3. The Way to Find and Apply General Equity of Judicial Law
Take Deuteronomy 22:8 as an example. It says, “When you build a new house, you shall make a parapet for your roof, that you may not bring the guilt of blood upon your house, if anyone should fall from it.” Someone wrote, “We are not morally required to build a parapet around our roof line because we don’t go up there. But general equity would require a rail around your second story deck.” In this instance, the application of general equity theonomy seems to keep tightly to the essential core principles of the judicial law in question. Not a roof, but a second story deck. Not a parapet, but a railing. It’s not the particulars of the law that are binding, but the essential principles.
But it’s crucial to understand that the general equity of the law of the parapet isn’t merely a matter of the essential principles of that particular judicial law. The general equity of the law of the parapet is nothing other than the sixth commandment, “You shall not murder” (Ex 20:13). Does the law’s general equity require a railing around a second story deck to protect the lives of people who go up there? Absolutely. But railings on second story decks are not required because of the law of the parapet itself. Rather, general equity requires a railing on a second story deck because of the transcendent moral law, summarized in the decalogue, which stands behind the law of the parapet: “You shall not murder.”
Understood properly, the general equity of the law of the parapet requires us to protect other people’s lives, and not merely do what is expedient, cheaper, or more convenient for ourselves. The general equity of the law of the parapet applies in a number of circumstances. People who use guns should practice gun safety principles. If you have a deadly illness, take precautions not to spread it to others as far as it depends on you. Salt your sidewalks after an ice storm. Drive safely so as not to endanger others. Don’t leave live electrical wires exposed in your home. The sixth commandment requires that you not be concerned merely for yourself, but must always live so as to protect the lives of other people. That is the general equity of the law of the parapet, the sixth commandment, “do not murder.”

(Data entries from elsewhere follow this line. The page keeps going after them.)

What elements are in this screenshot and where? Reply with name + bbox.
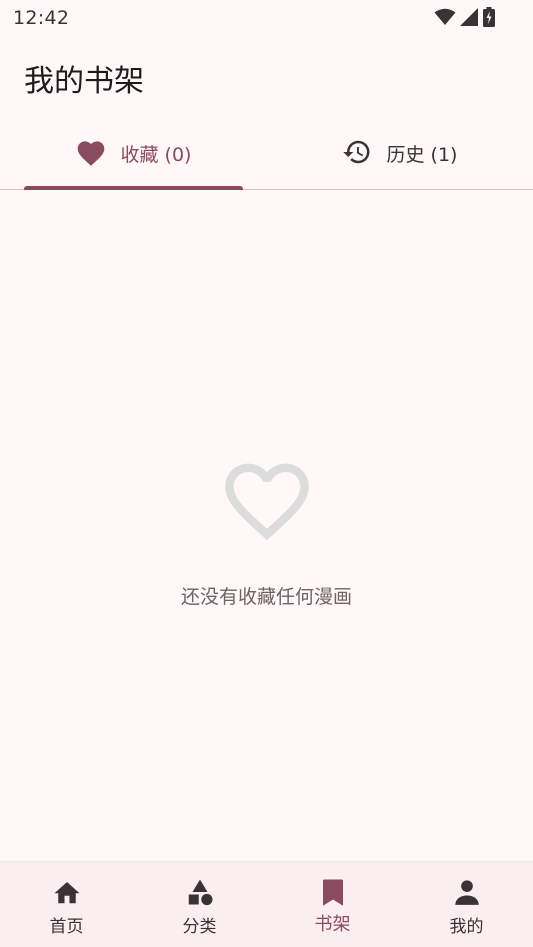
heart-filled-icon (75, 137, 107, 171)
nav-label-bookshelf: 书架 (314, 914, 351, 935)
battery-icon (483, 7, 495, 27)
heart-outline-icon (217, 450, 317, 548)
cell-signal-icon (460, 8, 479, 26)
bookshelf-screen: 12:42 我的书架 收藏 (0) 历史 (1) 还没有收藏任何漫画 首页 分类… (0, 0, 533, 947)
person-icon (453, 877, 481, 907)
history-icon (341, 137, 373, 171)
page-title: 我的书架 (24, 64, 144, 99)
nav-item-category[interactable]: 分类 (133, 862, 266, 947)
nav-item-home[interactable]: 首页 (0, 862, 133, 947)
tab-history[interactable]: 历史 (1) (266, 118, 532, 189)
tab-favorites-label: 收藏 (0) (120, 144, 192, 166)
nav-label-mine: 我的 (449, 917, 484, 937)
nav-item-mine[interactable]: 我的 (400, 862, 533, 947)
tab-history-label: 历史 (1) (386, 144, 458, 166)
nav-item-bookshelf[interactable]: 书架 (266, 862, 399, 947)
empty-state: 还没有收藏任何漫画 (0, 450, 533, 609)
bookmark-icon (320, 877, 346, 907)
status-bar: 12:42 (0, 0, 533, 36)
category-icon (185, 877, 215, 907)
tab-favorites[interactable]: 收藏 (0) (0, 118, 266, 190)
wifi-icon (434, 8, 456, 26)
nav-label-category: 分类 (182, 917, 217, 937)
tab-selected-indicator (24, 186, 243, 190)
nav-label-home: 首页 (49, 917, 84, 937)
status-icons (434, 7, 495, 27)
status-time: 12:42 (13, 7, 70, 29)
empty-message: 还没有收藏任何漫画 (180, 586, 352, 608)
home-icon (52, 877, 82, 907)
bottom-navigation: 首页 分类 书架 我的 (0, 861, 533, 947)
shelf-tabs: 收藏 (0) 历史 (1) (0, 118, 533, 190)
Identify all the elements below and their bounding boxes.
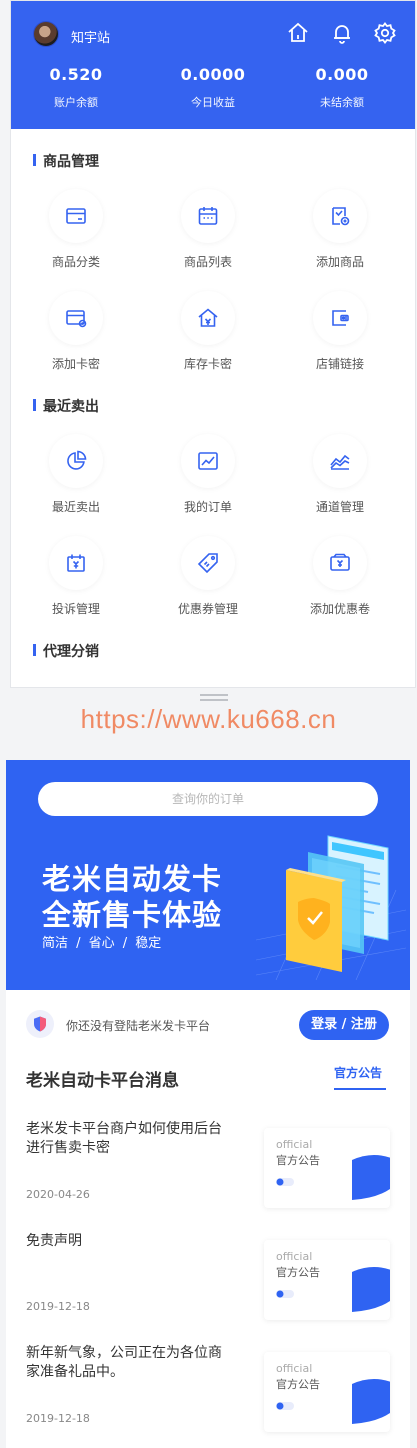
- stat-unsettled-balance: 0.000 未结余额: [277, 65, 407, 110]
- section-title-agent-distribution: 代理分销: [33, 641, 99, 661]
- stat-value: 0.0000: [180, 65, 246, 84]
- home-icon[interactable]: [286, 21, 310, 45]
- line-chart-icon: [181, 434, 235, 488]
- thumbnail-label-en: official: [276, 1250, 313, 1263]
- pie-chart-icon: [49, 434, 103, 488]
- add-coupon-icon: [313, 536, 367, 590]
- news-title: 新年新气象，公司正在为各位商家准备礼品中。: [26, 1345, 222, 1380]
- news-thumbnail: official 官方公告: [264, 1128, 390, 1208]
- thumbnail-label-cn: 官方公告: [276, 1378, 320, 1391]
- stat-label: 未结余额: [320, 96, 364, 109]
- stat-label: 账户余额: [54, 96, 98, 109]
- add-product-icon: [313, 189, 367, 243]
- coupon-tag-icon: [181, 536, 235, 590]
- news-item[interactable]: 免责声明 2019-12-18 official 官方公告: [26, 1232, 396, 1324]
- toggle-dots-icon: [276, 1402, 294, 1410]
- menu-item-label: 优惠券管理: [177, 602, 238, 616]
- home-screen: 查询你的订单 老米自动发卡 全新售卡体验 简洁 / 省心 / 稳定 你还没有登陆…: [6, 760, 410, 1448]
- stat-value: 0.000: [315, 65, 369, 84]
- order-search-input[interactable]: 查询你的订单: [38, 782, 378, 816]
- toggle-dots-icon: [276, 1290, 294, 1298]
- menu-item-label: 库存卡密: [183, 357, 232, 371]
- news-title: 老米发卡平台商户如何使用后台进行售卖卡密: [26, 1121, 222, 1156]
- gear-icon[interactable]: [373, 21, 397, 45]
- account-header: 知宇站 0.520 账户余额 0.0000 今日收益 0.000 未结余额: [11, 1, 415, 129]
- thumbnail-label-cn: 官方公告: [276, 1266, 320, 1279]
- bell-icon[interactable]: [330, 21, 354, 45]
- menu-item-label: 通道管理: [315, 500, 364, 514]
- menu-item-stock-card-key[interactable]: 库存卡密: [143, 291, 273, 372]
- menu-item-recent-sales[interactable]: 最近卖出: [11, 434, 141, 515]
- tab-official-announcement[interactable]: 官方公告: [334, 1064, 382, 1081]
- menu-item-label: 投诉管理: [51, 602, 100, 616]
- stock-house-icon: [181, 291, 235, 345]
- thumbnail-label-cn: 官方公告: [276, 1154, 320, 1167]
- area-chart-icon: [313, 434, 367, 488]
- merchant-dashboard: 知宇站 0.520 账户余额 0.0000 今日收益 0.000 未结余额 商品…: [10, 0, 416, 688]
- shield-icon: [352, 1267, 390, 1312]
- menu-item-label: 添加卡密: [51, 357, 100, 371]
- username: 知宇站: [71, 31, 111, 46]
- news-item[interactable]: 老米发卡平台商户如何使用后台进行售卖卡密 2020-04-26 official…: [26, 1120, 396, 1212]
- menu-item-product-category[interactable]: 商品分类: [11, 189, 141, 270]
- news-title: 免责声明: [26, 1233, 82, 1249]
- banner-tags: 简洁 / 省心 / 稳定: [42, 936, 162, 951]
- stat-today-income: 0.0000 今日收益: [148, 65, 278, 110]
- menu-item-label: 店铺链接: [315, 357, 364, 371]
- menu-item-coupon-management[interactable]: 优惠券管理: [143, 536, 273, 617]
- login-register-button[interactable]: 登录 / 注册: [299, 1010, 389, 1040]
- shield-icon: [352, 1155, 390, 1200]
- list-calendar-icon: [181, 189, 235, 243]
- menu-item-add-card-key[interactable]: 添加卡密: [11, 291, 141, 372]
- menu-item-add-product[interactable]: 添加商品: [275, 189, 405, 270]
- section-title-products: 商品管理: [33, 151, 99, 171]
- news-item[interactable]: 新年新气象，公司正在为各位商家准备礼品中。 2019-12-18 officia…: [26, 1344, 396, 1436]
- login-prompt-row: 你还没有登陆老米发卡平台 登录 / 注册: [6, 1008, 410, 1042]
- menu-item-complaint-management[interactable]: 投诉管理: [11, 536, 141, 617]
- stat-value: 0.520: [49, 65, 103, 84]
- shop-link-icon: [313, 291, 367, 345]
- hero-banner: 查询你的订单 老米自动发卡 全新售卡体验 简洁 / 省心 / 稳定: [6, 760, 410, 990]
- menu-item-label: 商品列表: [183, 255, 232, 269]
- menu-item-my-orders[interactable]: 我的订单: [143, 434, 273, 515]
- complaint-icon: [49, 536, 103, 590]
- news-thumbnail: official 官方公告: [264, 1352, 390, 1432]
- login-prompt-text: 你还没有登陆老米发卡平台: [66, 1019, 211, 1033]
- drag-handle-line[interactable]: [200, 699, 228, 701]
- watermark-url: https://www.ku668.cn: [80, 704, 337, 734]
- menu-item-label: 添加优惠卷: [309, 602, 370, 616]
- cards-illustration: [256, 835, 406, 980]
- menu-item-label: 最近卖出: [51, 500, 100, 514]
- menu-item-channel-management[interactable]: 通道管理: [275, 434, 405, 515]
- news-date: 2019-12-18: [26, 1300, 90, 1313]
- section-title-recent-sales: 最近卖出: [33, 396, 99, 416]
- add-card-key-icon: [49, 291, 103, 345]
- menu-item-product-list[interactable]: 商品列表: [143, 189, 273, 270]
- category-card-icon: [49, 189, 103, 243]
- stat-label: 今日收益: [191, 96, 235, 109]
- avatar[interactable]: [33, 21, 59, 47]
- messages-title: 老米自动卡平台消息: [26, 1071, 179, 1091]
- news-thumbnail: official 官方公告: [264, 1240, 390, 1320]
- thumbnail-label-en: official: [276, 1138, 313, 1151]
- menu-item-shop-link[interactable]: 店铺链接: [275, 291, 405, 372]
- stat-account-balance: 0.520 账户余额: [11, 65, 141, 110]
- drag-handle-line[interactable]: [200, 694, 228, 696]
- news-date: 2019-12-18: [26, 1412, 90, 1425]
- active-tab-indicator: [334, 1088, 386, 1090]
- menu-item-add-coupon[interactable]: 添加优惠卷: [275, 536, 405, 617]
- toggle-dots-icon: [276, 1178, 294, 1186]
- shield-icon: [352, 1379, 390, 1424]
- news-date: 2020-04-26: [26, 1188, 90, 1201]
- banner-title-line2: 全新售卡体验: [42, 898, 223, 932]
- user-shield-icon: [26, 1010, 54, 1038]
- thumbnail-label-en: official: [276, 1362, 313, 1375]
- menu-item-label: 商品分类: [51, 255, 100, 269]
- menu-item-label: 我的订单: [183, 500, 232, 514]
- menu-item-label: 添加商品: [315, 255, 364, 269]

In conclusion, any understanding of the term general equity, which neglects the decalogue, or natural law revealed in creation or conscience, as the essence of general equity is not accurately defining the term according to its historic and confessional sense. Any version of general equity theonomy that does not look for a moral law that transcends Old Testament judicial law but instead sees Old Testament judicial law as itself a subset of moral law that remains binding is not following the example of the New Testament.
The greatest mistake of such a hermeneutic is that it does not begin with the universal transcendent norms of natural and moral law, summarized in the Ten Commandments, seeking to find those moral principles within judicial law. Rather, it begins with the judicial laws themselves and tries to uncover the essential principles within those laws, wrongly assuming they are all moral, in order to apply them universally.